FANCD2 foci in normal cervical tissue and cervical SCCs. Immunofluorescence analysis of normal cervical tissue and a cervical SCC for FANCD2 demonstrates a small punctate nuclear staining in the control (top panels) in contrast to large nuclear FANCD2 foci in cervical cancer cells (bottom panels). The white line in the top right panel denotes the basement membrane. Nuclei were stained with 4′,6′-diamidino-2-phenylindole (DAPI). Scale bar, 10 μm.

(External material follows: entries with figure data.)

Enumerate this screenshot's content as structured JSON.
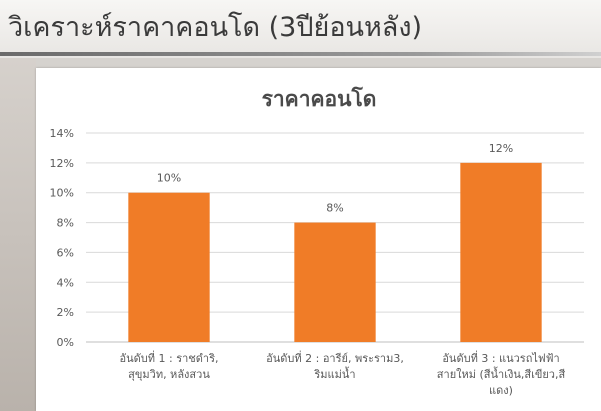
{
  "slide": {
    "title": "วิเคราะห์ราคาคอนโด (3ปีย้อนหลัง)"
  },
  "colors": {
    "bar": "#f07c27",
    "grid": "#d9d9d9",
    "axis_text": "#595959",
    "title_text": "#4a4a4a"
  },
  "chart_data": {
    "type": "bar",
    "title": "ราคาคอนโด",
    "xlabel": "",
    "ylabel": "",
    "ylim": [
      0,
      14
    ],
    "y_ticks": [
      "0%",
      "2%",
      "4%",
      "6%",
      "8%",
      "10%",
      "12%",
      "14%"
    ],
    "grid": true,
    "legend": "none",
    "categories": [
      [
        "อันดับที่ 1 : ราชดำริ,",
        "สุขุมวิท, หลังสวน"
      ],
      [
        "อันดับที่ 2 : อารีย์, พระราม3,",
        "ริมแม่น้ำ"
      ],
      [
        "อันดับที่ 3 : แนวรถไฟฟ้า",
        "สายใหม่ (สีน้ำเงิน,สีเขียว,สี",
        "แดง)"
      ]
    ],
    "values": [
      10,
      8,
      12
    ],
    "data_labels": [
      "10%",
      "8%",
      "12%"
    ]
  }
}
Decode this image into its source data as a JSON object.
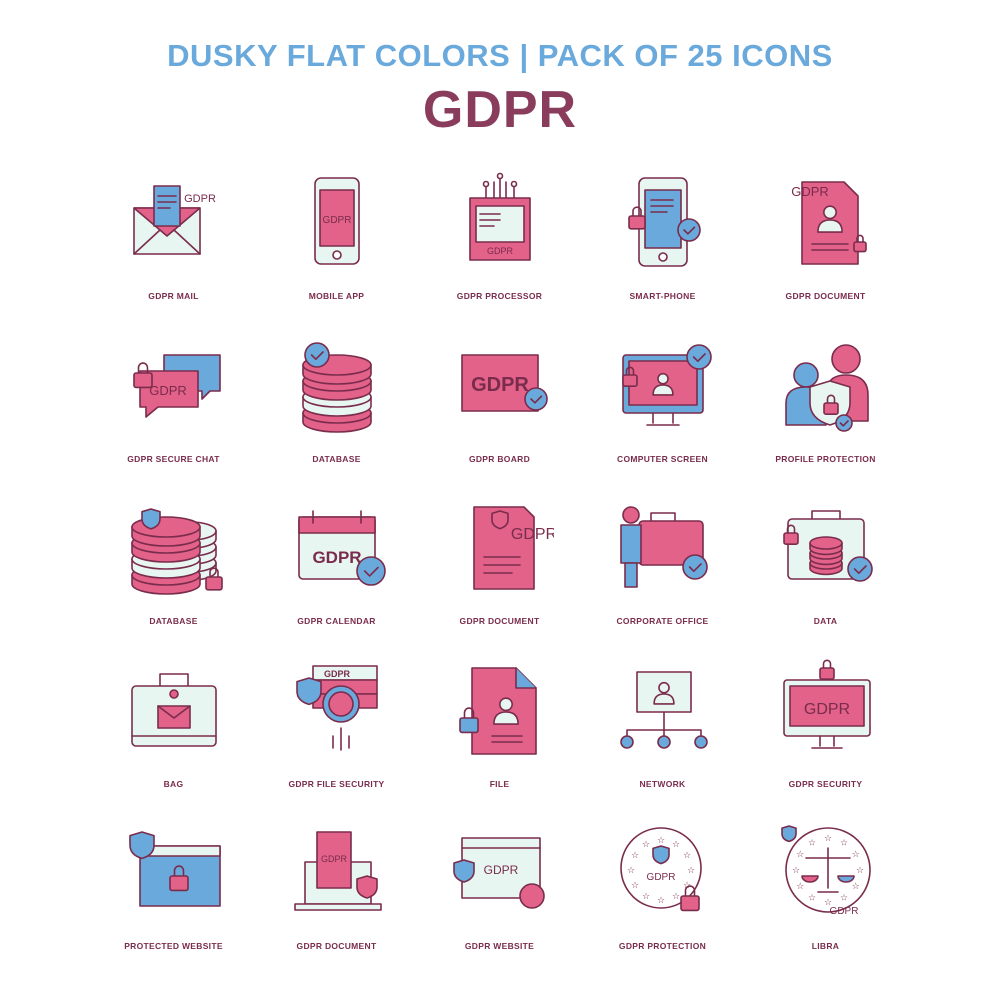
{
  "header": {
    "tagline": "DUSKY FLAT COLORS  |  PACK OF 25 ICONS",
    "title": "GDPR"
  },
  "colors": {
    "pink": "#e2628a",
    "mint": "#e8f6f1",
    "blue": "#6aa9dc",
    "outline": "#7a2c4c",
    "title": "#8a3c5c"
  },
  "icon_text": "GDPR",
  "icons": [
    {
      "label": "GDPR MAIL",
      "icon": "mail-icon"
    },
    {
      "label": "MOBILE APP",
      "icon": "mobile-app-icon"
    },
    {
      "label": "GDPR PROCESSOR",
      "icon": "processor-icon"
    },
    {
      "label": "SMART-PHONE",
      "icon": "smartphone-icon"
    },
    {
      "label": "GDPR DOCUMENT",
      "icon": "document-icon"
    },
    {
      "label": "GDPR SECURE CHAT",
      "icon": "secure-chat-icon"
    },
    {
      "label": "DATABASE",
      "icon": "database-icon"
    },
    {
      "label": "GDPR BOARD",
      "icon": "board-icon"
    },
    {
      "label": "COMPUTER SCREEN",
      "icon": "computer-screen-icon"
    },
    {
      "label": "PROFILE PROTECTION",
      "icon": "profile-protection-icon"
    },
    {
      "label": "DATABASE",
      "icon": "database-lock-icon"
    },
    {
      "label": "GDPR CALENDAR",
      "icon": "calendar-icon"
    },
    {
      "label": "GDPR DOCUMENT",
      "icon": "document-shield-icon"
    },
    {
      "label": "CORPORATE OFFICE",
      "icon": "corporate-office-icon"
    },
    {
      "label": "DATA",
      "icon": "data-briefcase-icon"
    },
    {
      "label": "BAG",
      "icon": "bag-icon"
    },
    {
      "label": "GDPR FILE SECURITY",
      "icon": "file-security-icon"
    },
    {
      "label": "FILE",
      "icon": "file-icon"
    },
    {
      "label": "NETWORK",
      "icon": "network-icon"
    },
    {
      "label": "GDPR SECURITY",
      "icon": "monitor-security-icon"
    },
    {
      "label": "PROTECTED WEBSITE",
      "icon": "protected-website-icon"
    },
    {
      "label": "GDPR DOCUMENT",
      "icon": "laptop-document-icon"
    },
    {
      "label": "GDPR WEBSITE",
      "icon": "website-icon"
    },
    {
      "label": "GDPR PROTECTION",
      "icon": "eu-stars-protection-icon"
    },
    {
      "label": "LIBRA",
      "icon": "libra-scales-icon"
    }
  ]
}
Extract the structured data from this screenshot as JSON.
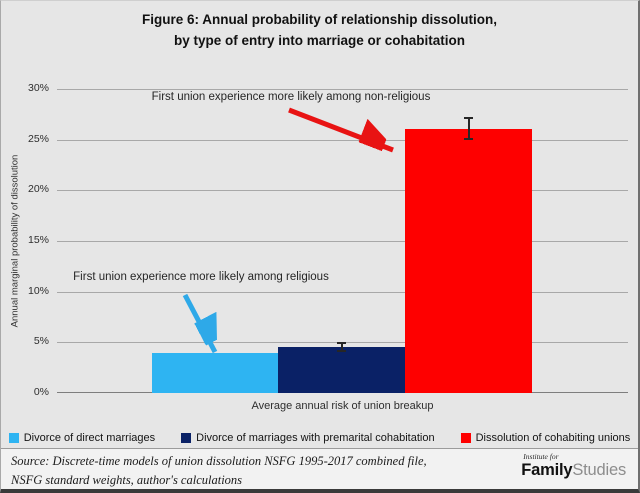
{
  "figure": {
    "title_line1": "Figure 6: Annual probability of relationship dissolution,",
    "title_line2": "by type of entry into marriage or cohabitation"
  },
  "chart_data": {
    "type": "bar",
    "title": "Figure 6: Annual probability of relationship dissolution, by type of entry into marriage or cohabitation",
    "xlabel": "Average annual risk of union breakup",
    "ylabel": "Annual marginal probability of dissolution",
    "categories": [
      "Divorce of direct marriages",
      "Divorce of marriages with premarital cohabitation",
      "Dissolution of cohabiting unions"
    ],
    "values": [
      3.9,
      4.5,
      26.1
    ],
    "error_bars": [
      0,
      0.5,
      1.1
    ],
    "bar_colors": [
      "#2EB4F2",
      "#0A2166",
      "#FE0000"
    ],
    "ylim": [
      0,
      30
    ],
    "ytick_step": 5,
    "ytick_labels": [
      "0%",
      "5%",
      "10%",
      "15%",
      "20%",
      "25%",
      "30%"
    ],
    "grid": true,
    "legend_position": "bottom",
    "annotations": [
      {
        "text": "First union experience more likely among non-religious",
        "color": "#E81313",
        "target": "Dissolution of cohabiting unions"
      },
      {
        "text": "First union experience more likely among religious",
        "color": "#2EA9E8",
        "target": "Divorce of direct marriages"
      }
    ]
  },
  "legend": {
    "items": [
      {
        "label": "Divorce of direct marriages",
        "color": "#2EB4F2"
      },
      {
        "label": "Divorce of marriages with premarital cohabitation",
        "color": "#0A2166"
      },
      {
        "label": "Dissolution of cohabiting unions",
        "color": "#FE0000"
      }
    ]
  },
  "footer": {
    "source_line1": "Source: Discrete-time models of union dissolution NSFG 1995-2017 combined file,",
    "source_line2": "NSFG standard weights, author's calculations",
    "logo": {
      "top": "Institute for",
      "name_bold": "Family",
      "name_light": "Studies"
    }
  }
}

HPV-16 E7 stimulates recruitment of monoubiquitinated FANCD2 to chromatin. (A to D) Immunoblot analyses of subcellular fractions S3 (soluble nuclear proteins) and P3 (chromatin-enriched) (19) obtained from hTERT-immortalized primary human keratinocytes stably expressing empty vector (control) or HPV-16 E7 (A), HPV-16 E6 (B), HPV-16 E6 and E7 (C), or low-risk HPV-6 E6 or E7 (D) (same cell populations as used in Fig. 2C to F). Antibodies used for immunoblotting were directed against FANCD2 (Genetex) or FANCD1/BRCA2 (Calbiochem, San Diego, CA). Note the differences in the monoubiquitinated form of FANCD2 (long form, L) in comparison to the nonubiquitinated form (short form, S). Immunoblot for ORC2 (BD Biosciences, San Diego, CA) is shown to demonstrate chromatin enrichment of P3 fractions. Ponceau S (Pon S) staining is shown to visualize total protein loading.

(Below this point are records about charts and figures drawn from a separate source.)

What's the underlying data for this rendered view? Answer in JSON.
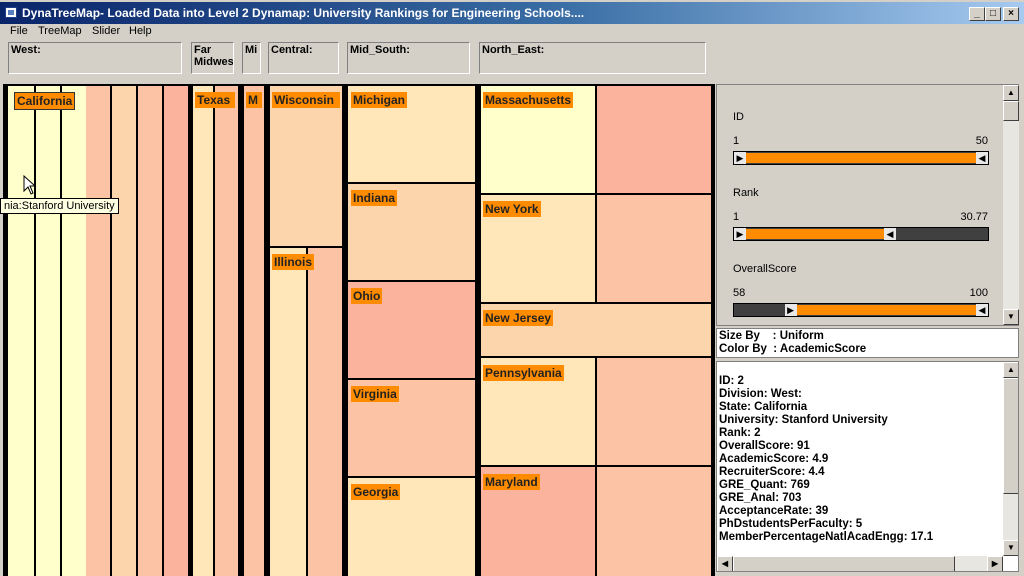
{
  "window": {
    "title": "DynaTreeMap- Loaded Data into Level 2 Dynamap:  University Rankings for Engineering Schools....",
    "buttons": [
      "_",
      "□",
      "×"
    ]
  },
  "menu": [
    "File",
    "TreeMap",
    "Slider",
    "Help"
  ],
  "divisions": [
    {
      "label": "West:"
    },
    {
      "label": "Far Midwest"
    },
    {
      "label": "Mi"
    },
    {
      "label": "Central:"
    },
    {
      "label": "Mid_South:"
    },
    {
      "label": "North_East:"
    }
  ],
  "treemap": {
    "state_labels": {
      "california": "California",
      "texas": "Texas",
      "m": "M",
      "wisconsin": "Wisconsin",
      "illinois": "Illinois",
      "michigan": "Michigan",
      "indiana": "Indiana",
      "ohio": "Ohio",
      "virginia": "Virginia",
      "georgia": "Georgia",
      "massachusetts": "Massachusetts",
      "new_york": "New York",
      "new_jersey": "New Jersey",
      "pennsylvania": "Pennsylvania",
      "maryland": "Maryland"
    },
    "tooltip": "nia:Stanford University",
    "colors": {
      "pale": "#ffffcc",
      "light": "#ffe7b9",
      "mid": "#fdd5ad",
      "salmon": "#fcc3a5",
      "deep": "#fbb39e",
      "label": "#ff8c00"
    }
  },
  "sliders": [
    {
      "label": "ID",
      "min": "1",
      "max": "50",
      "low": 0.0,
      "high": 1.0
    },
    {
      "label": "Rank",
      "min": "1",
      "max": "30.77",
      "low": 0.0,
      "high": 0.6
    },
    {
      "label": "OverallScore",
      "min": "58",
      "max": "100",
      "low": 0.22,
      "high": 1.0
    }
  ],
  "sizeby": {
    "size_line": "Size By    : Uniform",
    "color_line": "Color By  : AcademicScore"
  },
  "details": [
    "ID: 2",
    "Division: West:",
    "State: California",
    "University: Stanford University",
    "Rank: 2",
    "OverallScore: 91",
    "AcademicScore: 4.9",
    "RecruiterScore: 4.4",
    "GRE_Quant: 769",
    "GRE_Anal: 703",
    "AcceptanceRate: 39",
    "PhDstudentsPerFaculty: 5",
    "MemberPercentageNatlAcadEngg: 17.1"
  ]
}
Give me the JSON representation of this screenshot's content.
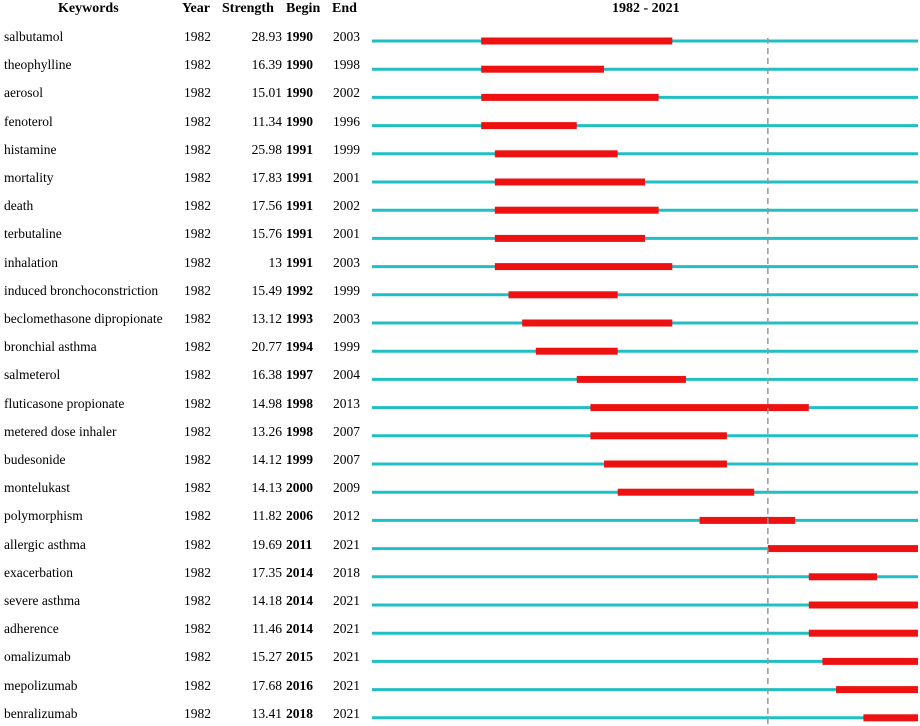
{
  "headers": {
    "keywords": "Keywords",
    "year": "Year",
    "strength": "Strength",
    "begin": "Begin",
    "end": "End",
    "range": "1982 - 2021"
  },
  "chart_data": {
    "type": "table",
    "timeline_start": 1982,
    "timeline_end": 2021,
    "reference_line_year": 2011,
    "colors": {
      "baseline": "#1fbfc3",
      "burst": "#ee1111",
      "reference": "#999999"
    },
    "columns": [
      "Keywords",
      "Year",
      "Strength",
      "Begin",
      "End"
    ],
    "rows": [
      {
        "keyword": "salbutamol",
        "year": "1982",
        "strength": "28.93",
        "begin": "1990",
        "end": "2003"
      },
      {
        "keyword": "theophylline",
        "year": "1982",
        "strength": "16.39",
        "begin": "1990",
        "end": "1998"
      },
      {
        "keyword": "aerosol",
        "year": "1982",
        "strength": "15.01",
        "begin": "1990",
        "end": "2002"
      },
      {
        "keyword": "fenoterol",
        "year": "1982",
        "strength": "11.34",
        "begin": "1990",
        "end": "1996"
      },
      {
        "keyword": "histamine",
        "year": "1982",
        "strength": "25.98",
        "begin": "1991",
        "end": "1999"
      },
      {
        "keyword": "mortality",
        "year": "1982",
        "strength": "17.83",
        "begin": "1991",
        "end": "2001"
      },
      {
        "keyword": "death",
        "year": "1982",
        "strength": "17.56",
        "begin": "1991",
        "end": "2002"
      },
      {
        "keyword": "terbutaline",
        "year": "1982",
        "strength": "15.76",
        "begin": "1991",
        "end": "2001"
      },
      {
        "keyword": "inhalation",
        "year": "1982",
        "strength": "13",
        "begin": "1991",
        "end": "2003"
      },
      {
        "keyword": "induced bronchoconstriction",
        "year": "1982",
        "strength": "15.49",
        "begin": "1992",
        "end": "1999"
      },
      {
        "keyword": "beclomethasone dipropionate",
        "year": "1982",
        "strength": "13.12",
        "begin": "1993",
        "end": "2003"
      },
      {
        "keyword": "bronchial asthma",
        "year": "1982",
        "strength": "20.77",
        "begin": "1994",
        "end": "1999"
      },
      {
        "keyword": "salmeterol",
        "year": "1982",
        "strength": "16.38",
        "begin": "1997",
        "end": "2004"
      },
      {
        "keyword": "fluticasone propionate",
        "year": "1982",
        "strength": "14.98",
        "begin": "1998",
        "end": "2013"
      },
      {
        "keyword": "metered dose inhaler",
        "year": "1982",
        "strength": "13.26",
        "begin": "1998",
        "end": "2007"
      },
      {
        "keyword": "budesonide",
        "year": "1982",
        "strength": "14.12",
        "begin": "1999",
        "end": "2007"
      },
      {
        "keyword": "montelukast",
        "year": "1982",
        "strength": "14.13",
        "begin": "2000",
        "end": "2009"
      },
      {
        "keyword": "polymorphism",
        "year": "1982",
        "strength": "11.82",
        "begin": "2006",
        "end": "2012"
      },
      {
        "keyword": "allergic asthma",
        "year": "1982",
        "strength": "19.69",
        "begin": "2011",
        "end": "2021"
      },
      {
        "keyword": "exacerbation",
        "year": "1982",
        "strength": "17.35",
        "begin": "2014",
        "end": "2018"
      },
      {
        "keyword": "severe asthma",
        "year": "1982",
        "strength": "14.18",
        "begin": "2014",
        "end": "2021"
      },
      {
        "keyword": "adherence",
        "year": "1982",
        "strength": "11.46",
        "begin": "2014",
        "end": "2021"
      },
      {
        "keyword": "omalizumab",
        "year": "1982",
        "strength": "15.27",
        "begin": "2015",
        "end": "2021"
      },
      {
        "keyword": "mepolizumab",
        "year": "1982",
        "strength": "17.68",
        "begin": "2016",
        "end": "2021"
      },
      {
        "keyword": "benralizumab",
        "year": "1982",
        "strength": "13.41",
        "begin": "2018",
        "end": "2021"
      }
    ]
  }
}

Expression of HPV-16 E7 in FANCD2 fibroblasts accelerates chromosomal instability. (A) Metaphase spreads from stably transfected empty vector (control) or HPV-16 E7-expressing immortalized FANCD2 fibroblasts. Chromosomes were stained with DAPI. Inserts depict chromatid breaks (top right and bottom right) or chromosome fusion (bottom left). (B and C) Quantification of the percentage of metaphase spreads with chromosome aberrations from stably transfected empty vector (control) or HPV-16 E7-expressing immortalized human keratinocytes (B) or immortalized FANCD2-deficient fibroblasts stably expressing low-risk HPV-6 E6 or E7 or high-risk HPV-16 E6 and/or E7 (C). Populations expressing HPV-16 E6 and E7 and the corresponding control (HPV-16 E7/neo) underwent two rounds of transfection and antibiotic selection. Each bar represents the mean and standard error for at least triplicate quantifications of a minimum of 25 metaphases. Asterisks indicate statistically significant differences in comparison to controls (Student's t test for independent samples).

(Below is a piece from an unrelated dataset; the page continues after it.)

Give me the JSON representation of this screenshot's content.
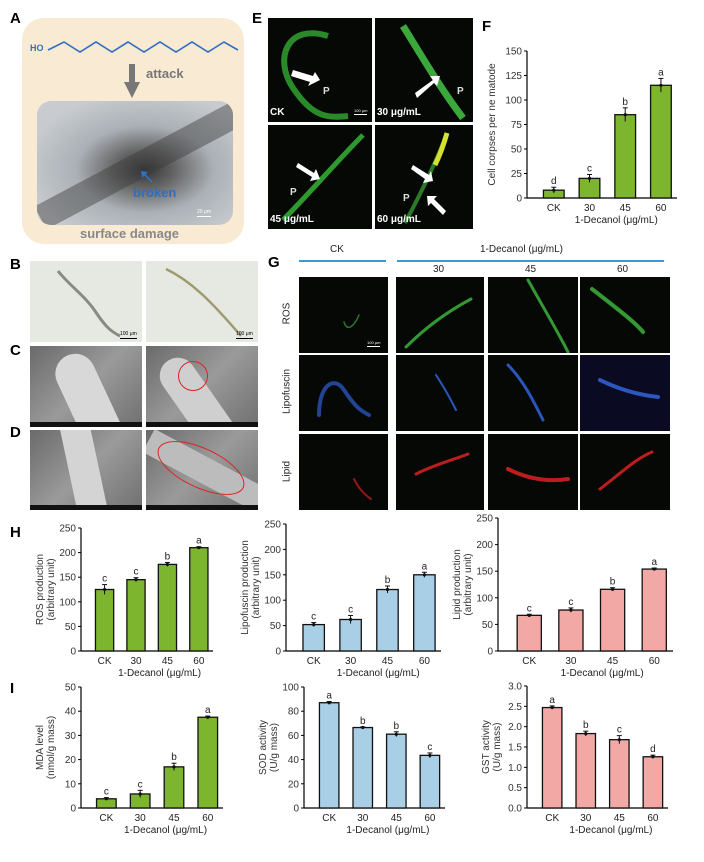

Induction of large nuclear FANCD2 foci involves HPV-16 E7 and occurs independently of viral integration. (A) Immunofluorescence microscopic analysis of organotypical cultures of primary human keratinocytes that were either untransfected (control) or stably transfected with full-length HPV-16 episomes. Note the small punctate staining in a control cell in comparison to the large FANCD2 focus in a cell containing HPV-16. Nuclei were stained with DAPI. Scale bar, 10 μm. (B) Quantification of the percentage of cells showing large nuclear FANCD2 foci in organotypical raft cultures that either were untransfected (control) or contained HPV-16 episomes. In addition, raft cultures obtained from keratinocyte populations transduced with E7-deficient HPV-16 episomes with a TTL inserted at nucleotide 711 of the E7 gene were analyzed. Each bar indicates the mean and standard error for at least two independent immunofluorescence experiments, with at least 100 cells counted per experiment. Statistical significance was calculated using Student's t test for independent samples. (C) Immunofluorescence microscopic analysis of hTERT-immortalized primary human keratinocytes either stably expressing pCMVneo-based empty vector (control) or HPV-16 E7. Note the small punctate staining in a control cell in comparison to the large nuclear FANCD2 foci in a cell expressing HPV-16 E7. Nuclei stained with DAPI. Scale bar, 10 μm. (D to F) Quantification of the proportion of cells with large FANCD2 foci in immortalized human keratinocyte populations stably expressing high-risk HPV-16 E6 or E7 (D), coexpressing HPV-16 E6 and E7 (E), or of low-risk HPV-6 E6 or E7 (F). In all experiments, the expression of HPV genes was confirmed by PCR. Each bar represents the mean and standard error for triplicate quantifications of at least 100 cells. Asterisks indicate statistically significant differences in comparison to controls (Student's t test for independent samples).